Opera tonight: Schreker’s Der singende Teufel (The Singing Devil)

Opera

norman lebrecht

February 17, 2024

In the beginning of the 20th century, Austrian composer Franz Schreker was one of the only opera composers in the German-speaking world whose success could compete with Richard Strauss. But as of 1933, Schreker’s works were banned in Germany and began to disappear from the international repertoire. Only very slowly did Franz Schreker’s operas come back to the stages, and despite this revival, Der singende Teufel (The Singing Devil) has remained in the shadows to this day. After the streams of Der ferne Klang   and Der Schmied von Gent on OperaVision, Theatre  Bonn’s production is another opportunity to rediscover Schreker’s post-romantic music. Conducted by Dirk Kaftan and directed by Julia Burbach.  Lead role of Amandus Herz sung by Mirko Roschkowski.

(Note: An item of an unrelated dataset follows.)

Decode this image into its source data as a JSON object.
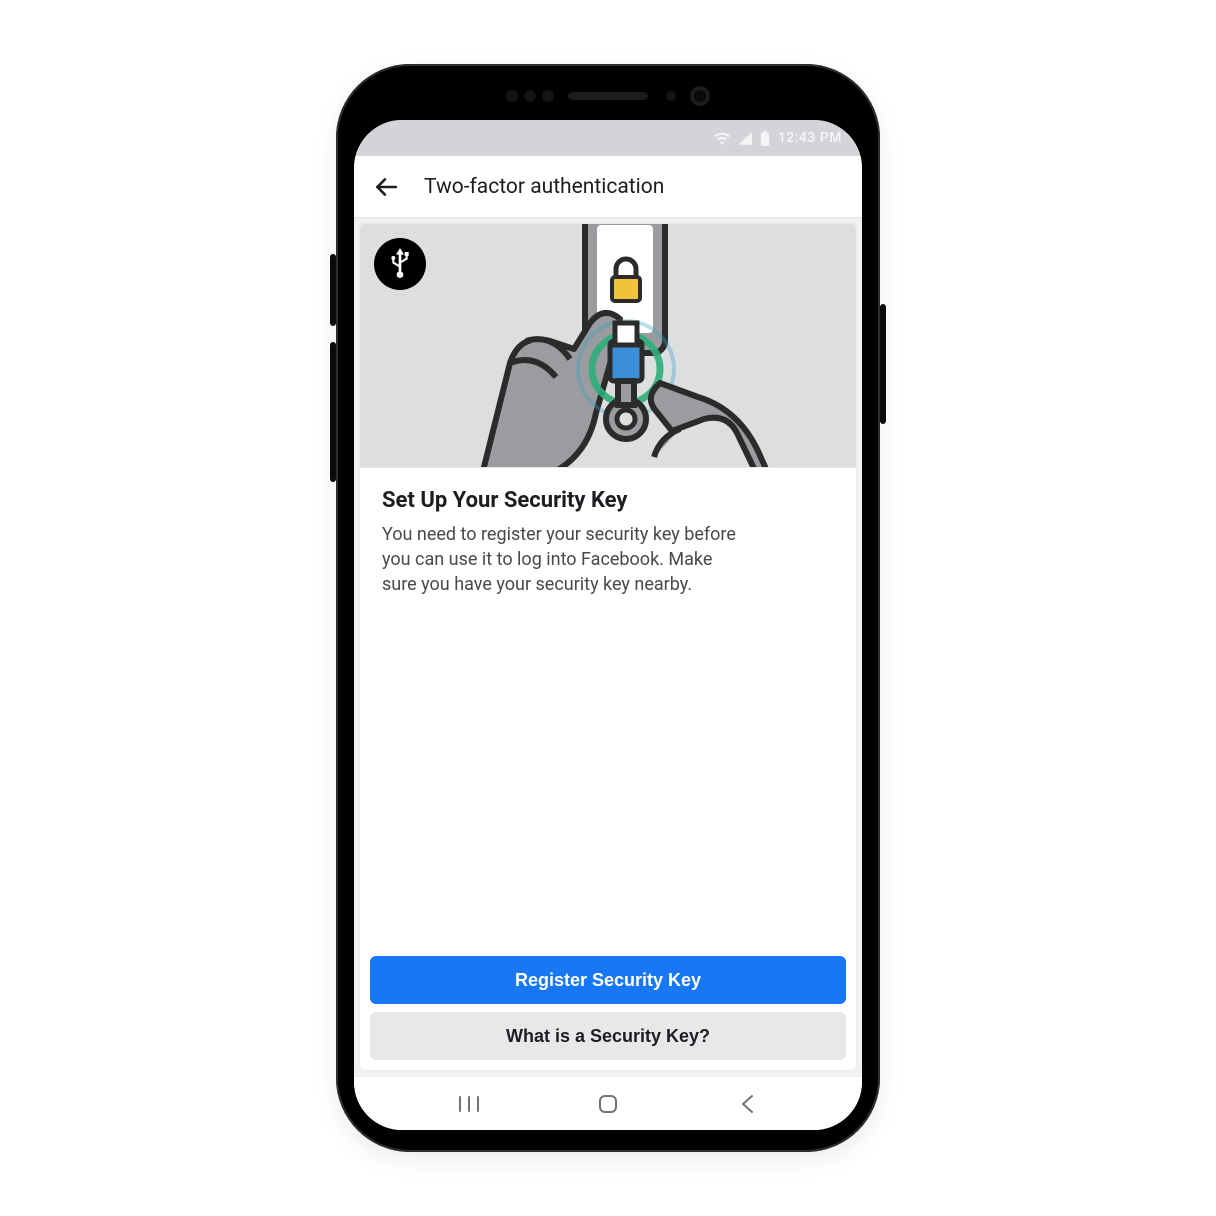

The Plot:  Amandus completes the construction of a magic organ just before a pagan attack on the monastery. The instrument’s heavenly sound pacifies the attackers, who lay down their weapons and kneel. But it won’t be long before the tones of this ‘singing devil’ resound again, this time from behind the burning walls of the monastery…..

Subtitles in German and English.

Available on Saturday  17 February 2024 at 1900 CET/   1800 London  / 1300 NY  (available for six months only)

Comments

  • Wahlberliner says:

    I saw this live last summer in Bonn and can thoroughly recommend it.

  • John Borstlap says:

    Schreker is a great composer. His disappearance from the repertoire has nothing to do with his music but with political circumstances, he was ‘Jewish’. But he was, like Strauss, not much interested in the ‘cool’ neoclassicism of his times, and the atonal 12-tone ‘school’ left him cold, his was a romantic temperament in a time when this was increasingly considered ‘outdated’ by new music pundits. His virtuosic music absorbed much from Debussy, which makes him stand-out from most German/Austrian composers. After many humiliations and kafkaesque ‘cancelling’ everywhere, and just before he fled Germany, he died of a heart attack.

  • Allma Own says:

    There should be no more Wagner operas presented until every company has done all of Schreker’s operas.